Okay so last week we started looking at how to say we like things/activities.
Is maith liom X.
Ní maith liom X.
An maith leat X?
- Is maith. (Yes.)
- Ní maith. (No.)
The variable X might be a noun, or it might be a verbal noun, or it might be a phrase that includes a verbal noun. We reviewed the verbal nouns from PI 1 and the "liking things" handout with a matching exercise and then with a stack of photos.
I also gave you the paradigm for the prepositional pronouns of "le," so you can talk about what other people like and don't like:
liom "with-me" (le + mé)
leat "with-you" (le + thú)
leis "with-him" (le + é)
léi "with-her" (le + í)
linn "with-us" (le + muid) (well actually sinn but let's not get into that now)
libh "with-y'all" (le + sibh)
leo "with-them" (le + iad)
Last week's homework was to write a few sentences about what you like or don't like, and some of you offered one of the things you wrote. Maith sibh!
We've done a lot of learning in the last few months! Your homework is a bit of review....
Review how to ask these questions...and know what your answers would be!
We started off by going through a bunch of extra family terms, and reviewing some of the 'where someone is living' phrasing:
me: i mo chónaí
you: i do chónaí
he: ina chónaí
she: ina cónaí
they: ina gcónaí
We crowdsourced on the sentences I asked you all to write about a few relatives and where they live, and I circulated to check on your work and answer specific questions. Maith sibh!
We went over the second half of the "Ag caint faoin muintir" handout.
Then we switched gears. Remember verbal nouns? They're an important building block in the language, which is why it's appropriate that several are given right off the bat in the first lesson of "Progress In Irish." You see them used with the preposition 'ag' to express the progressive form of an activity, ex:
ag ithe -- "eating"
That structure, more generally, is:
ag "at" + _(VN)_ --> _____ing
But verbal nouns are used in other contexts, frequently expressing "to ___," and one of those contexts is when talking about likes and dislikes.

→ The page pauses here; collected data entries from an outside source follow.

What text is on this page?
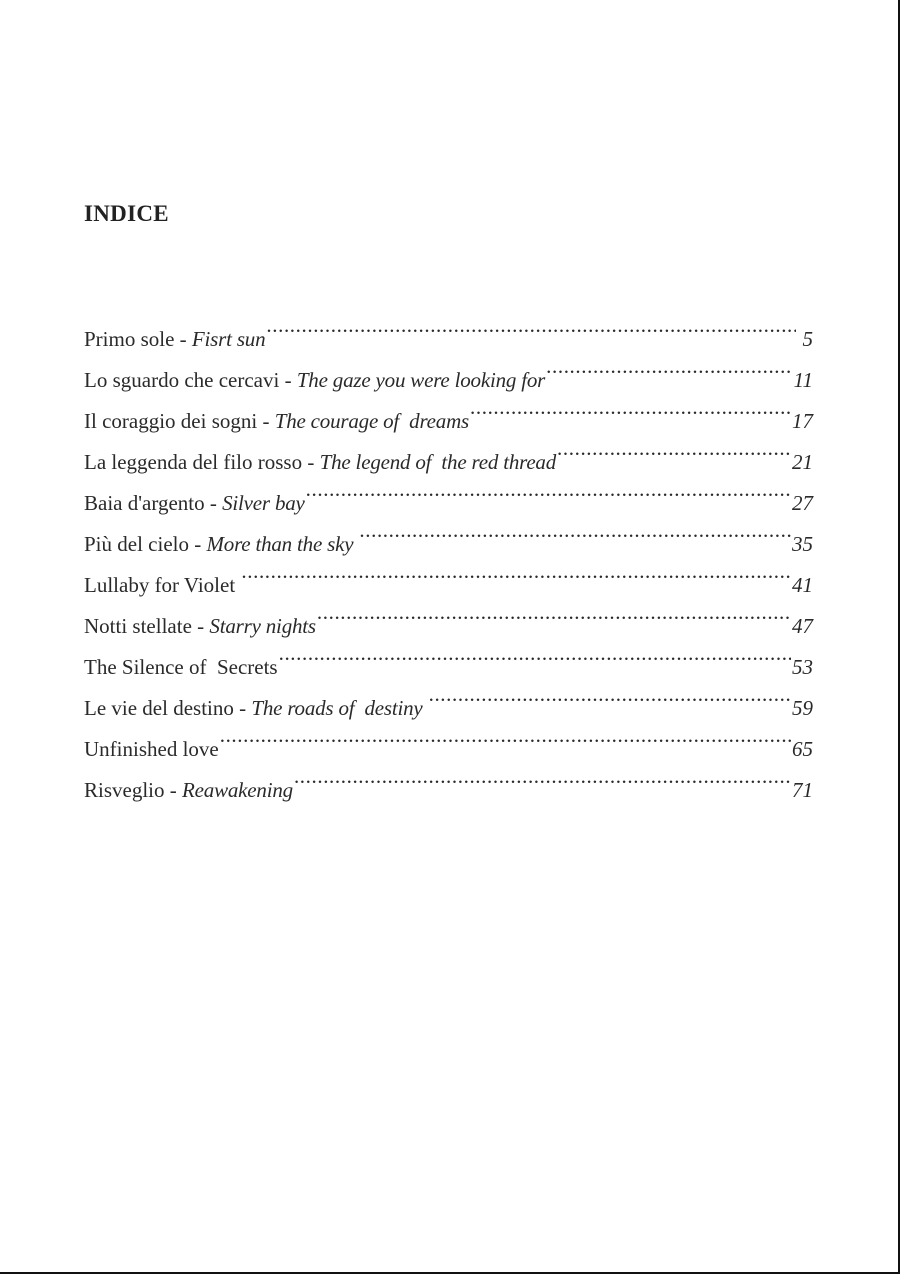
INDICE
Primo sole - Fisrt sun .....	5
Lo sguardo che cercavi - The gaze you were looking for .....	11
Il coraggio dei sogni - The courage of  dreams .....	17
La leggenda del filo rosso - The legend of  the red thread .....	21
Baia d'argento - Silver bay .....	27
Più del cielo - More than the sky .....	35
Lullaby for Violet .....	41
Notti stellate - Starry nights .....	47
The Silence of  Secrets .....	53
Le vie del destino - The roads of  destiny .....	59
Unfinished love .....	65
Risveglio - Reawakening .....	71
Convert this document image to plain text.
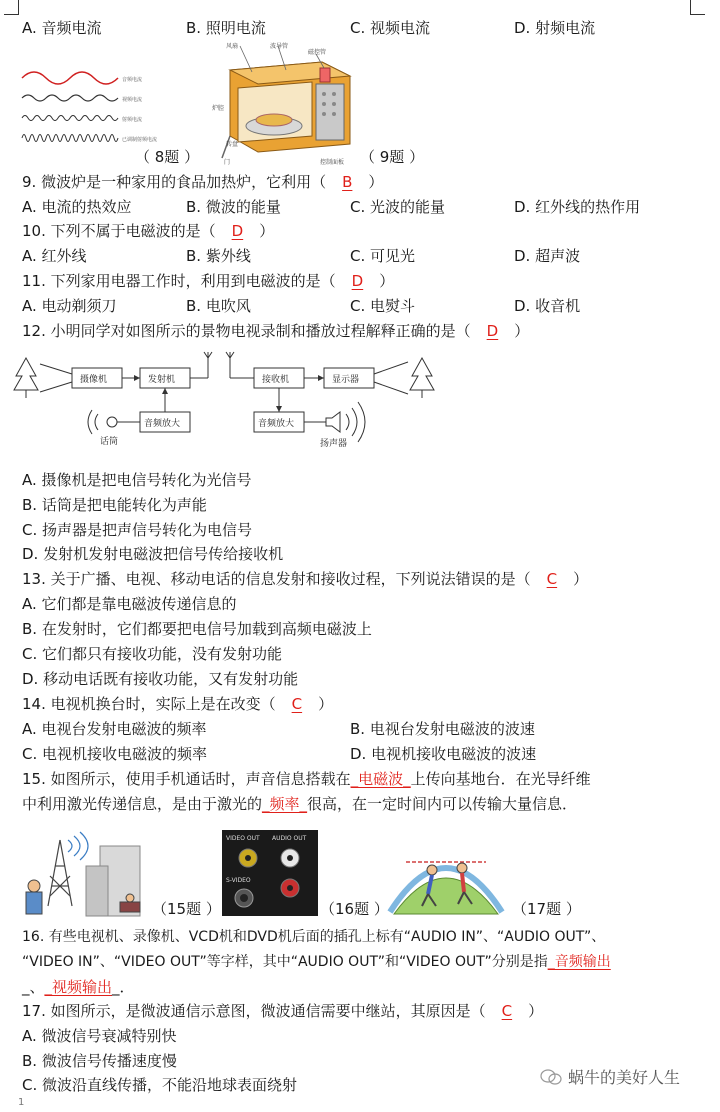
A. 音频电流	B. 照明电流	C. 视频电流	D. 射频电流
音频电流
视频电流
射频电流
已调制射频电流
（ 8题 ）
风扇	波导管
磁控管
炉腔
转盘
门	控制面板 （ 9题 ）
9. 微波炉是一种家用的食品加热炉，它利用（ B ）
A. 电流的热效应	B. 微波的能量	C. 光波的能量	D. 红外线的热作用
10. 下列不属于电磁波的是（ D ）
A. 红外线	B. 紫外线	C. 可见光	D. 超声波
11. 下列家用电器工作时，利用到电磁波的是（ D ）
A. 电动剃须刀	B. 电吹风	C. 电熨斗	D. 收音机
12. 小明同学对如图所示的景物电视录制和播放过程解释正确的是（ D ）
摄像机	发射机
话筒
音频放大
接收机	显示器
音频放大
扬声器
A. 摄像机是把电信号转化为光信号
B. 话筒是把电能转化为声能
C. 扬声器是把声信号转化为电信号
D. 发射机发射电磁波把信号传给接收机
13. 关于广播、电视、移动电话的信息发射和接收过程，下列说法错误的是（ C ）
A. 它们都是靠电磁波传递信息的
B. 在发射时，它们都要把电信号加载到高频电磁波上
C. 它们都只有接收功能，没有发射功能
D. 移动电话既有接收功能，又有发射功能
14. 电视机换台时，实际上是在改变（ C ）
A. 电视台发射电磁波的频率	B. 电视台发射电磁波的波速
C. 电视机接收电磁波的频率	D. 电视机接收电磁波的波速
15. 如图所示，使用手机通话时，声音信息搭载在_电磁波_上传向基地台．在光导纤维
中利用激光传递信息，是由于激光的_频率_很高，在一定时间内可以传输大量信息．
（15题 ）
VIDEO OUT AUDIO OUT
S-VIDEO
（16题 ）	（17题 ）
16. 有些电视机、录像机、VCD机和DVD机后面的插孔上标有“AUDIO IN”、“AUDIO OUT”、
“VIDEO IN”、“VIDEO OUT”等字样，其中“AUDIO OUT”和“VIDEO OUT”分别是指_音频输出
_、_视频输出_．
17. 如图所示，是微波通信示意图，微波通信需要中继站，其原因是（ C ）
A. 微波信号衰减特别快
B. 微波信号传播速度慢
C. 微波沿直线传播，不能沿地球表面绕射	蜗牛的美好人生
1
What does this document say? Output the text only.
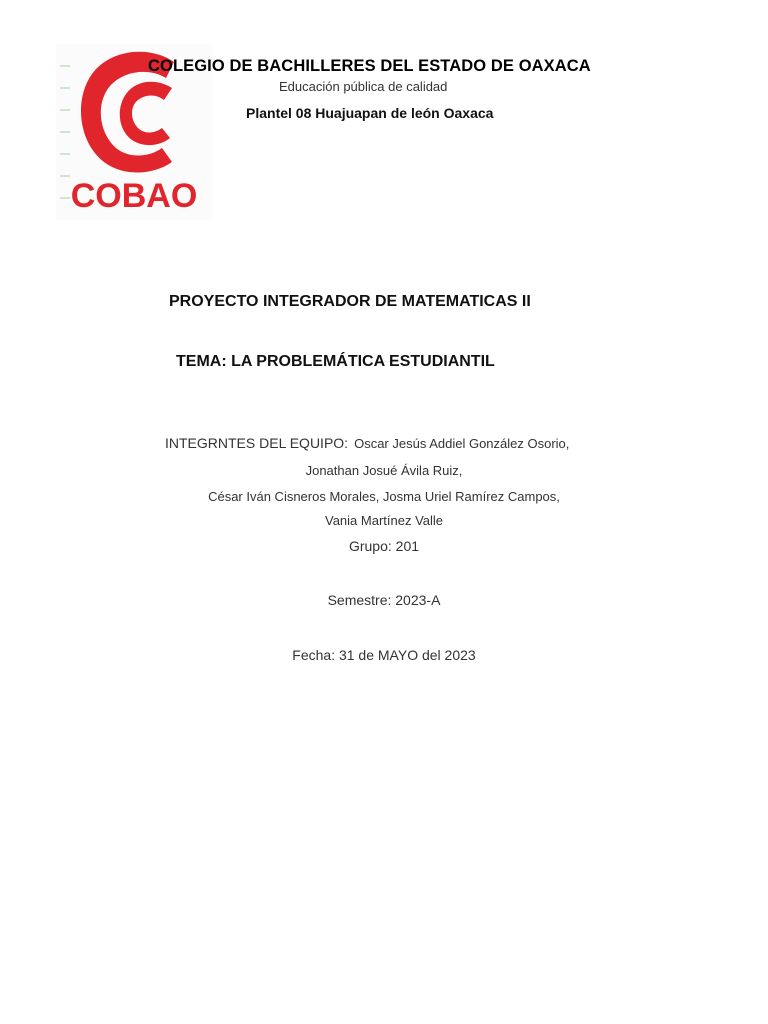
COBAO
COLEGIO DE BACHILLERES DEL ESTADO DE OAXACA
Educación pública de calidad
Plantel 08 Huajuapan de león Oaxaca
PROYECTO INTEGRADOR DE MATEMATICAS II
TEMA: LA PROBLEMÁTICA ESTUDIANTIL
INTEGRNTES DEL EQUIPO: Oscar Jesús Addiel González Osorio,
Jonathan Josué Ávila Ruiz,
César Iván Cisneros Morales, Josma Uriel Ramírez Campos,
Vania Martínez Valle
Grupo: 201
Semestre: 2023-A
Fecha: 31 de MAYO del 2023
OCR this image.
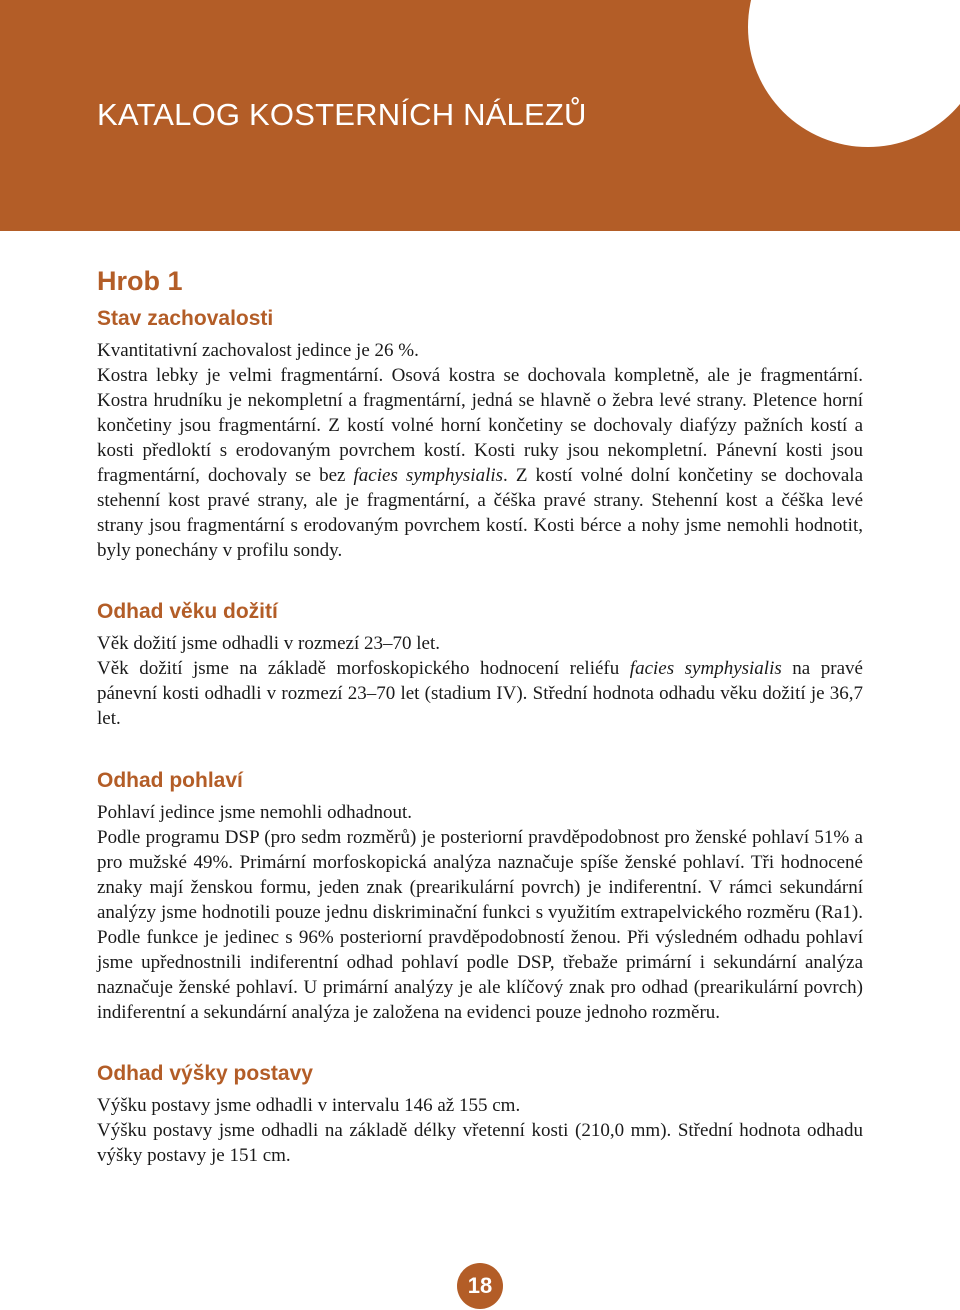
KATALOG KOSTERNÍCH NÁLEZŮ
Hrob 1
Stav zachovalosti

Kvantitativní zachovalost jedince je 26 %.

Kostra lebky je velmi fragmentární. Osová kostra se dochovala kompletně, ale je fragmentární. Kostra hrudníku je nekompletní a fragmentární, jedná se hlavně o žebra levé strany. Pletence horní končetiny jsou fragmentární. Z kostí volné horní končetiny se dochovaly diafýzy pažních kostí a kosti předloktí s erodovaným povrchem kostí. Kosti ruky jsou nekompletní. Pánevní kosti jsou fragmentární, dochovaly se bez facies symphysialis. Z kostí volné dolní končetiny se dochovala stehenní kost pravé strany, ale je fragmentární, a čéška pravé strany. Stehenní kost a čéška levé strany jsou fragmentární s erodovaným povrchem kostí. Kosti bérce a nohy jsme nemohli hodnotit, byly ponechány v profilu sondy.

Odhad věku dožití

Věk dožití jsme odhadli v rozmezí 23–70 let.

Věk dožití jsme na základě morfoskopického hodnocení reliéfu facies symphysialis na pravé pánevní kosti odhadli v rozmezí 23–70 let (stadium IV). Střední hodnota odhadu věku dožití je 36,7 let.

Odhad pohlaví

Pohlaví jedince jsme nemohli odhadnout.

Podle programu DSP (pro sedm rozměrů) je posteriorní pravděpodobnost pro ženské pohlaví 51% a pro mužské 49%. Primární morfoskopická analýza naznačuje spíše ženské pohlaví. Tři hodnocené znaky mají ženskou formu, jeden znak (prearikulární povrch) je indiferentní. V rámci sekundární analýzy jsme hodnotili pouze jednu diskriminační funkci s využitím extrapelvického rozměru (Ra1). Podle funkce je jedinec s 96% posteriorní pravděpodobností ženou. Při výsledném odhadu pohlaví jsme upřednostnili indiferentní odhad pohlaví podle DSP, třebaže primární i sekundární analýza naznačuje ženské pohlaví. U primární analýzy je ale klíčový znak pro odhad (prearikulární povrch) indiferentní a sekundární analýza je založena na evidenci pouze jednoho rozměru.

Odhad výšky postavy

Výšku postavy jsme odhadli v intervalu 146 až 155 cm.

Výšku postavy jsme odhadli na základě délky vřetenní kosti (210,0 mm). Střední hodnota odhadu výšky postavy je 151 cm.

18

One of the most common ways of talking about something you like uses the phrase "is maith liom _____," as in:
Is maith liom uachtar reoite. "I like ice cream." (Just a noun, there.)
Is maith liom snámh. "I like to swim." (There's a verbal noun in that blank.)
Is maith liom éisteacht leis an raidió. "I like to listen to the radio." (Verbal noun followed by a prepositional phrase, a.k.a an indirect object.)
These sentences can get more complex and I don't want you to worry too much about it right now, but here are a few examples of what happens when you need to use a verbal noun plus a direct object:
Is maith liom uachtar reoite a ithe. "I like to eat ice cream." (VN: ithe, "to eat")
Is maith liom leabhair a léamh. "I like to read books." (VN: léamh, "to read")
Is maith liom caife a ól. "I like to drink coffee." (VN: ól, "to drink")
For now we're going to try to stay away from this last kind of example, and make a concerted effort with it down the line. Let's just say that for the moment I might warn you away from certain statements, and there's a reason for it.
I handed out a sheet with a bunch of vocab related to liking/disliking things or activities and we did a little talking using that vocab. I added a couple phrases:
Is breá liom ____. "I really like ____."
Is fuath liom ____. "I hate _____."
Using the vocab on the sheet, write a few sentences about things you like and dislike.